Contrast this with mortgage loans made to borrowers with lower loan-to-value ratios — typically high middle class to upper class borrowers — for which banks would need to hold less capital. If adopted as proposed, the proposal would put in place systemic barriers for LMI borrowers, many who may be trying to buy a home for the first time, while making it even easier for people with more financial power to purchase homes.
The Urban Institute, a non-partisan research organization, recently studied the proposal’s impact and concluded that “the level of capital that banks would be required by the NPR to hold against mortgage loans held in portfolio is excessive” and “is likely to further discourage bank mortgage lending” to LMI borrowers, who often come from minority communities.
The Urban Institute also noted that the changes in the proposal are “contrary to ongoing federal efforts to advance equity in the mortgage market.” Banking regulators at the Federal Reserve, Federal Deposit Insurance Corporation, and the Office of the Comptroller of the Currency should consider these findings and instead pursue policy solutions that make it easier, not harder for borrowers to own a home.
What can we do about it?
Last year, Arizona was named the most popular state to move to — and it’s no surprise, as we live in a great place to work and raise a family. At the same time, Arizona elected officials have a duty to their constituents to ensure that home ownership is still an achievable goal in our state.

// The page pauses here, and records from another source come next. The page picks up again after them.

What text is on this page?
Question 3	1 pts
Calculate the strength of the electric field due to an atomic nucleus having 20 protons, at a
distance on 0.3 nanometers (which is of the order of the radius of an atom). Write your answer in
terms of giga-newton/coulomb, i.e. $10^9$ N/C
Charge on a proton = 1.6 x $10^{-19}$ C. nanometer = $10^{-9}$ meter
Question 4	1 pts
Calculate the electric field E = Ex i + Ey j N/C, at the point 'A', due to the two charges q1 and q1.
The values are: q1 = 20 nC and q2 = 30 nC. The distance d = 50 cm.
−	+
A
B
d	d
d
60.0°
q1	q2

That means stopping any unnecessary obstacles to home ownership.
On behalf of many Arizona natives, and potential first-time home buyers in Phoenix, I would ask that Congress review such rules before being implemented, keeping the implications of all members of the community in mind.
Upward mobility needs to continue to be a focus for the lower and moderate-income demographics and these rule changes would directly contradict those efforts. How can we both protect the downside of systemic risks within our financial system, while also enabling people to pursue the American dream of buying a home?
Editor’s note: Mr. Greathouse is a third generation Arizona resident. He is an alum of the University of California-Berkeley and Abilene Christian University Alum whereas today he lives in downtown Phoenix focused on a career in commercial development. He is also a member of the South Mountain Planning Commission.